Two full moons passed. Bracc stood looking out at his first audience. This is what life is, he thought, standing alone while the others are content to sit. Tonight I will make my love, my Erca, proud to be my mate and to have brought our child into this world.  He began. "The Living touch the Dead in many ways. The Dead cannot be seen but they can be heard whispering from time to time. This is a story one told me in passing.

            People were suddenly amazed young Bracc would attempt such a difficult story. The audience of friends and acquaintances sat with anticipation. Most were skeptical because Bracc appeared to young to have heard an unknown story from the Dead. Even Bracc's wife Erca, holding their two-month old son nearby was dubious, as she had heard some of Bracc's tall tales.  

Bracc pulled his wooden story engine cube from the camouflage of green foliage and balanced it upright in his left hand and said, "What do you see?"

An elder replied, "It is a gray box of six sides."

"Yes, a box of six sides can easily be explained, but what of the color, gray? One might say it is a pigment mix of black and white. Black is the night sky, white, the ever-changing moon enumerable stars, sparkling jewels dancing across a black velvet sky. Nature in the heavens does not mix gray. Clouds may be gray but they interrupt the heavens like a gray stone wall. What then is gray if it is not a mix?

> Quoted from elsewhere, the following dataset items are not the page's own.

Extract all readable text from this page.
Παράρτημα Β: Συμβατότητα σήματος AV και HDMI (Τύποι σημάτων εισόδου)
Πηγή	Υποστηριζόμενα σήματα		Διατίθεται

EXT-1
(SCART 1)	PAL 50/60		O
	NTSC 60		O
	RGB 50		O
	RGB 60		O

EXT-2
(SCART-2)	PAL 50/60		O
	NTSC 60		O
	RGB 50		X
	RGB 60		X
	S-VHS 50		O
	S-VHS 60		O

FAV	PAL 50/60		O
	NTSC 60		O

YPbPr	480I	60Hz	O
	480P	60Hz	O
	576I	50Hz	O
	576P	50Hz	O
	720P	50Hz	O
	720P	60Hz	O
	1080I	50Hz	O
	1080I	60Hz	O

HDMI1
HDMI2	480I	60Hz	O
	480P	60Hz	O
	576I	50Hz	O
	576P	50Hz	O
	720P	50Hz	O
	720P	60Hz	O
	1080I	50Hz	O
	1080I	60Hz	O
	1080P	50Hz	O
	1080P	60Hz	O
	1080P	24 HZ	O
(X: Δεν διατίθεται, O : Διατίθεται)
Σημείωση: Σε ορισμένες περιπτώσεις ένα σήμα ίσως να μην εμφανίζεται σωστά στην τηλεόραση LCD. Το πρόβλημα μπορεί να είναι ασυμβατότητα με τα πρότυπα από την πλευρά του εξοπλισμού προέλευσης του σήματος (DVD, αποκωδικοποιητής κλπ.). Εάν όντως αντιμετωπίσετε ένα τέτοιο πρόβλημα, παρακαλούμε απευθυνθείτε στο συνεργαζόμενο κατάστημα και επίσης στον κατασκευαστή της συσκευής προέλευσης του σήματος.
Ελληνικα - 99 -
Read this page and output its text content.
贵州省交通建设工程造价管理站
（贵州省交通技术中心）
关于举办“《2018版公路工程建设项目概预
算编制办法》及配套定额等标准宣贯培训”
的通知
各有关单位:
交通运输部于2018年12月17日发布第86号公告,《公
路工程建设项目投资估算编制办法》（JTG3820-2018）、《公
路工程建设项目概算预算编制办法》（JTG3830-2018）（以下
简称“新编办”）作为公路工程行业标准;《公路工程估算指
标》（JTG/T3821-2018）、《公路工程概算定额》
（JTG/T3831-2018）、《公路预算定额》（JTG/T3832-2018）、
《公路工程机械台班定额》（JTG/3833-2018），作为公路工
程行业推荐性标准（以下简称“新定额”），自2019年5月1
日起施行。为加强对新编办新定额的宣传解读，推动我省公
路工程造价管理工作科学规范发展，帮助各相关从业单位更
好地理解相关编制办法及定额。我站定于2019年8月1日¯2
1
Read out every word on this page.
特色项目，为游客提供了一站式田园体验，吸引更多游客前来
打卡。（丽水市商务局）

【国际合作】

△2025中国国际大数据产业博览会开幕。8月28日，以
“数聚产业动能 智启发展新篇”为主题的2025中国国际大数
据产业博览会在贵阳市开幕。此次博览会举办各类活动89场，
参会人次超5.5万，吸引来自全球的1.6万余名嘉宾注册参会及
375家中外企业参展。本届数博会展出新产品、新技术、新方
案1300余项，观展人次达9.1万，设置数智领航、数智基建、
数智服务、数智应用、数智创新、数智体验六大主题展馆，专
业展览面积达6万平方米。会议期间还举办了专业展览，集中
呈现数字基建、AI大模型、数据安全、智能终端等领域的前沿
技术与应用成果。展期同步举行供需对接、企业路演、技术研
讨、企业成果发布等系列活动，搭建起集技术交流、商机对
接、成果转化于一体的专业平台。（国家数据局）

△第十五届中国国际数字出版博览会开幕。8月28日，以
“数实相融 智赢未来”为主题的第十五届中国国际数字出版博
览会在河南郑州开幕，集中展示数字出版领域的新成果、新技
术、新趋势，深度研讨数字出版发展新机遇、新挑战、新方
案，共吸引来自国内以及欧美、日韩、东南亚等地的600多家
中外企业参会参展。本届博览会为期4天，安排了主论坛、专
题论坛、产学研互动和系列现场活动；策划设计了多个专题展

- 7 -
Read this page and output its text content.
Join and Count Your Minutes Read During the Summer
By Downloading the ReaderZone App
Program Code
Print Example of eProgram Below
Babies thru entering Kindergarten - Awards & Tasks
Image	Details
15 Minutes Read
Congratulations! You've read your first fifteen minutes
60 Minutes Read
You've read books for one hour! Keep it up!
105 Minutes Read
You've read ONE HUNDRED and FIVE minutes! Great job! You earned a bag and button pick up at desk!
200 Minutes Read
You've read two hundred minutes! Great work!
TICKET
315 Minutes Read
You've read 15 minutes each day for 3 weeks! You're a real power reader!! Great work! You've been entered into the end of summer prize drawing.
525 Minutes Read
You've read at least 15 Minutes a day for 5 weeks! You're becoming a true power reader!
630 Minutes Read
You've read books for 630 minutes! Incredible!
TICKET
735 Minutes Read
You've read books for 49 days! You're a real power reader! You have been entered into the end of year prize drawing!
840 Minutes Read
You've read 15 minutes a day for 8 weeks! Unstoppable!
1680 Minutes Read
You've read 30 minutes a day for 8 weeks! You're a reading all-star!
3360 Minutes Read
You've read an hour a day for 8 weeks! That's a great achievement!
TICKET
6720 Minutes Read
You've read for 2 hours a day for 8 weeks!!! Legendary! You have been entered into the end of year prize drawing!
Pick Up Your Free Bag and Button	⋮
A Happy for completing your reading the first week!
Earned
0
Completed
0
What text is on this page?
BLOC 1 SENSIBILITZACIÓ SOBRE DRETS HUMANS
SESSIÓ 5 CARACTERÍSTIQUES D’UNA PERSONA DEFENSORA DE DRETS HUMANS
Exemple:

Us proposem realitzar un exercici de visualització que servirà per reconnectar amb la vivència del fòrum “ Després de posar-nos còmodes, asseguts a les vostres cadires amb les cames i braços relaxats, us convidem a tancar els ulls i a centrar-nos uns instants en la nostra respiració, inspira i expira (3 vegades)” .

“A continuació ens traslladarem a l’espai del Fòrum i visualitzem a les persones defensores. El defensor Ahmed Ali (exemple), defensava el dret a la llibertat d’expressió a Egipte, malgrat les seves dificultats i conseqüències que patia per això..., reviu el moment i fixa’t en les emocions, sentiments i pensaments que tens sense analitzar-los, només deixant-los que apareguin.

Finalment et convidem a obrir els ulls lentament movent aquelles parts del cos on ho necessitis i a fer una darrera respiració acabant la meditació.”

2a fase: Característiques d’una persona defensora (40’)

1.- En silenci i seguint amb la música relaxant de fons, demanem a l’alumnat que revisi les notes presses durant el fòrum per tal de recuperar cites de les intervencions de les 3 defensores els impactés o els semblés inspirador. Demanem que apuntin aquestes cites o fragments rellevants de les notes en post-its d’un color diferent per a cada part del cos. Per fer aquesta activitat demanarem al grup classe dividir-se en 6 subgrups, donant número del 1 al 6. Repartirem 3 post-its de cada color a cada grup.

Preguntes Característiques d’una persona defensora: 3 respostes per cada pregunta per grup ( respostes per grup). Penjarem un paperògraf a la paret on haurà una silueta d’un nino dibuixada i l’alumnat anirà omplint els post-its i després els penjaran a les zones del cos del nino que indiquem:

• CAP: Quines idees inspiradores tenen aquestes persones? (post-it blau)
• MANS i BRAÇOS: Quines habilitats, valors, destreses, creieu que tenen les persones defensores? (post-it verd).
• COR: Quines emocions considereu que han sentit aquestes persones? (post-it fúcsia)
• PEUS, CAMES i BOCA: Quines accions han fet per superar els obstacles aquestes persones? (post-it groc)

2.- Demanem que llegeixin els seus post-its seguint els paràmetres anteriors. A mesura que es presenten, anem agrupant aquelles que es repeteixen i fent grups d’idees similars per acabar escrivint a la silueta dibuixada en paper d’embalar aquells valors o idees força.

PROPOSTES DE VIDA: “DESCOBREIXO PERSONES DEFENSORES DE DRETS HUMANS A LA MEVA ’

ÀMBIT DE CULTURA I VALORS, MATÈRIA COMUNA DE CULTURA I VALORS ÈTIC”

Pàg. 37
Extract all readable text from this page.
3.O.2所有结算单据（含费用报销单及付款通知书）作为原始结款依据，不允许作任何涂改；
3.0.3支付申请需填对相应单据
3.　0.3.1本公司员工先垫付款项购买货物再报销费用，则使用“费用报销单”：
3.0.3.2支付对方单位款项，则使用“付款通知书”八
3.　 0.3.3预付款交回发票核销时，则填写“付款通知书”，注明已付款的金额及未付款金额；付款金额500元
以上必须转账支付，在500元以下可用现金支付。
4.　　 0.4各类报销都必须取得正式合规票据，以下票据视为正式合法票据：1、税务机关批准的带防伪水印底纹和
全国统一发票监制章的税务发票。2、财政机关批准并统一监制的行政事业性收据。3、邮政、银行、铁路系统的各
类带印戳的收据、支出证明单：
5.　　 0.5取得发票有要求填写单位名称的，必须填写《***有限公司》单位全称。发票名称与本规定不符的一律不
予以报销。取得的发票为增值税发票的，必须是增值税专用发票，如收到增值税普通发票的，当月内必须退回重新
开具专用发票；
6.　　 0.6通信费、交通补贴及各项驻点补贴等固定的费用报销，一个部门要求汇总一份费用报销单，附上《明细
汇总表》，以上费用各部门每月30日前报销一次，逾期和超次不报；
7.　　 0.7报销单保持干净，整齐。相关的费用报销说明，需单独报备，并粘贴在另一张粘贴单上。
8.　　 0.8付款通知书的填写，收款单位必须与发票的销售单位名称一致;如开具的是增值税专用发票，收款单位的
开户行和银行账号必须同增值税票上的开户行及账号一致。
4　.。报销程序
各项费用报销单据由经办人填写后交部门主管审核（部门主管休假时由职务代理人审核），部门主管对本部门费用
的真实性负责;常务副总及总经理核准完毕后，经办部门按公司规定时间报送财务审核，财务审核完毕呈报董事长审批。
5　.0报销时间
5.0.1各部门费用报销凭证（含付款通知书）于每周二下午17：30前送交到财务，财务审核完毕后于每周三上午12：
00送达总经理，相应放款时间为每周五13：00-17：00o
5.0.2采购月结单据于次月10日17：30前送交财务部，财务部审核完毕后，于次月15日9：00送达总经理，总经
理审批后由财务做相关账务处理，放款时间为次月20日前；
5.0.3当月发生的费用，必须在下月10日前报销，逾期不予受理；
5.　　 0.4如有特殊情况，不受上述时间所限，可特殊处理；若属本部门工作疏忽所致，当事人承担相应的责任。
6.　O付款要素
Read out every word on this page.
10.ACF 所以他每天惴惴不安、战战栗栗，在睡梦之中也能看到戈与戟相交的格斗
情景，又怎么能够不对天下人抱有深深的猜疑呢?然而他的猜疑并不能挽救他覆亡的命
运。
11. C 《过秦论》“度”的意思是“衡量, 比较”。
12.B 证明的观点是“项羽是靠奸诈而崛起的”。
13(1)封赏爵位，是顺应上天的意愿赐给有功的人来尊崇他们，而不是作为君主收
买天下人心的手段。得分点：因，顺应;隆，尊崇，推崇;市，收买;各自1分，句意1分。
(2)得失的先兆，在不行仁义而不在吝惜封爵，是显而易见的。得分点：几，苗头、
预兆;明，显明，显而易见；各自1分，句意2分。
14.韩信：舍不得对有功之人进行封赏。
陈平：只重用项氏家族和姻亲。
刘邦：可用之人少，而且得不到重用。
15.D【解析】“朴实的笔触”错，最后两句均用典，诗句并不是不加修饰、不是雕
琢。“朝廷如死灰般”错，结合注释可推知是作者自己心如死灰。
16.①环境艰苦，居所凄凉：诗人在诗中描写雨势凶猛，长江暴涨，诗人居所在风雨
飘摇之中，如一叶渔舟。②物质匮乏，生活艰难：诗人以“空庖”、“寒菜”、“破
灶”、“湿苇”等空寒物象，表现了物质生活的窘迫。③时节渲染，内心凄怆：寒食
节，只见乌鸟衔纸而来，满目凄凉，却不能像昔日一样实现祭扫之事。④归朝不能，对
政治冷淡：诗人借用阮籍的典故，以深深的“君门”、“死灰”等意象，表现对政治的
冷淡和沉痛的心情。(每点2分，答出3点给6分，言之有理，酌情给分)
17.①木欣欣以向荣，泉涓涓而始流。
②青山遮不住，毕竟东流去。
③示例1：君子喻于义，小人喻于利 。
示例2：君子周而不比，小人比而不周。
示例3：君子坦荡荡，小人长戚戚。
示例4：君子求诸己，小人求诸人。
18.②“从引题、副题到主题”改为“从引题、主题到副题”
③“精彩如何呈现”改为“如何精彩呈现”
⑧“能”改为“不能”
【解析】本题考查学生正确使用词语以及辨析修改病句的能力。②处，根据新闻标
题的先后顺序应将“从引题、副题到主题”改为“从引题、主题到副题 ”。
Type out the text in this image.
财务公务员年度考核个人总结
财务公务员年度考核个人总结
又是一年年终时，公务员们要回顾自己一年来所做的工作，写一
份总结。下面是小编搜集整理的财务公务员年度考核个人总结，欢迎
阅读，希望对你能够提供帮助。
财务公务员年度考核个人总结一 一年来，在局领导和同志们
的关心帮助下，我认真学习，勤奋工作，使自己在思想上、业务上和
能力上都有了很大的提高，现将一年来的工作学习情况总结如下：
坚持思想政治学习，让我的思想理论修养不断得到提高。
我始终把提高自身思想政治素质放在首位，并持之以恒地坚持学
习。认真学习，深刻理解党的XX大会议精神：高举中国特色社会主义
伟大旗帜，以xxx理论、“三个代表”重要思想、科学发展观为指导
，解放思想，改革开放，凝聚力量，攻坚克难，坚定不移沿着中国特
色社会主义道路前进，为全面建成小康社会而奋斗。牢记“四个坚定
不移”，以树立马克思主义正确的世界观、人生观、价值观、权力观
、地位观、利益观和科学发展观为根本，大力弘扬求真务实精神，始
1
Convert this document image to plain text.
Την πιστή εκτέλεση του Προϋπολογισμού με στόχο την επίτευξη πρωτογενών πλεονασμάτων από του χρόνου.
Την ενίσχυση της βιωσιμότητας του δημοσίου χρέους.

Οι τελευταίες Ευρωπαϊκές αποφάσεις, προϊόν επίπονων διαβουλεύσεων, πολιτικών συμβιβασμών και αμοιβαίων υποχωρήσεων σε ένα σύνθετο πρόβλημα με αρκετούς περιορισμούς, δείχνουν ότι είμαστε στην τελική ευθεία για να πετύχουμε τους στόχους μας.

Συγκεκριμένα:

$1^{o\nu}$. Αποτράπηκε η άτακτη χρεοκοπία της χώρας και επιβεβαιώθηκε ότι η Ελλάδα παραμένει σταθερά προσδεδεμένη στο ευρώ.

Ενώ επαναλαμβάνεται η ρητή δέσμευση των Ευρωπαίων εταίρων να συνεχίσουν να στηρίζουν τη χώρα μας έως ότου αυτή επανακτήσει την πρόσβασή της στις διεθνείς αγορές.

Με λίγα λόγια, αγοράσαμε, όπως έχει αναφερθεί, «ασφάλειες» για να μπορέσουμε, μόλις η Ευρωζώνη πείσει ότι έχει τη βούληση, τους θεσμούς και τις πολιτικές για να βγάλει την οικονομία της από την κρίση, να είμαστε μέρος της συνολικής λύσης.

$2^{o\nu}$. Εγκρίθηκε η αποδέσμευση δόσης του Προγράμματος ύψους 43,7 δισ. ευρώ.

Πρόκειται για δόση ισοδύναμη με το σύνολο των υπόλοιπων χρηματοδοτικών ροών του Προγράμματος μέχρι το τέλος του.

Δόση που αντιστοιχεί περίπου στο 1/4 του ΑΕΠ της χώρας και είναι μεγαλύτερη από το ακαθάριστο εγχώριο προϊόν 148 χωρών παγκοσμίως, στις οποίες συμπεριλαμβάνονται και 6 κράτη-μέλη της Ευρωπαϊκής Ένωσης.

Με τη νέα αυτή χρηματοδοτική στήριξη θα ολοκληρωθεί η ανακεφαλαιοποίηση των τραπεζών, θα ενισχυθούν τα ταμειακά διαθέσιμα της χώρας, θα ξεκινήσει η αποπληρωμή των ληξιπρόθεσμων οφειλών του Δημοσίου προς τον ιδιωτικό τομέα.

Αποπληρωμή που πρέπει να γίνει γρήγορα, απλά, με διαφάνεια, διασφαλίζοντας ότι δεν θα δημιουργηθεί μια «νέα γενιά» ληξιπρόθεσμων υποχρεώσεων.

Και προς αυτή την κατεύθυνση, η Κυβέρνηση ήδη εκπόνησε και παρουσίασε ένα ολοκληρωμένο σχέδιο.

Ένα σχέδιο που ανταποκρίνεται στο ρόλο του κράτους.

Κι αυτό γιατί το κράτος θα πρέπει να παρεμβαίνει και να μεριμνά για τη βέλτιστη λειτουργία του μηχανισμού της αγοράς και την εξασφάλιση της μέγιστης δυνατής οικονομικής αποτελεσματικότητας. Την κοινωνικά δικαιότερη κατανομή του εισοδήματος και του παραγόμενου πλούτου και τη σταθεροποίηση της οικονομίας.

Another elder jokingly added, "I can only see one side of the box."

         "We have heard and seen a trickery of words in such a simple device before!" shouted yet another in the audience.

         Bracc stood suddenly realizing the man was right. There is nothing new in telling a haunting story of gray ghost in the box. I am a travesty, he thought. He felt his face redden like it gave up on him. He glanced to Erca whose eyes were now cast down as she instinctively sheltered their child more closely.  Bracc's thinking grew ridged and stone-like. I shall be remembered as a storyteller nevertheless.

         Bracc quickly confessed, "I deceived myself to even think that I could reinforce a story with tricks and devices. The Dead cannot talk with the Living. This story is my imagination alone. But it will be remembered." Bracc stood before the crowd in a mind fully naked and empty. Feeling so fully alone and embarrassed Bracc collapsed and died.

For some Bracc's last thoughts are in your genes, both the storytellers and those listeners who heard him. I am Grandma your earliest earthy nature, human DNA ever moving forward onto a world.

Bracc and Erca are now long reposed
With sons and daughters since surrogated;
Grandma's mouth would be forever closed
But for those strands and molecules correlated.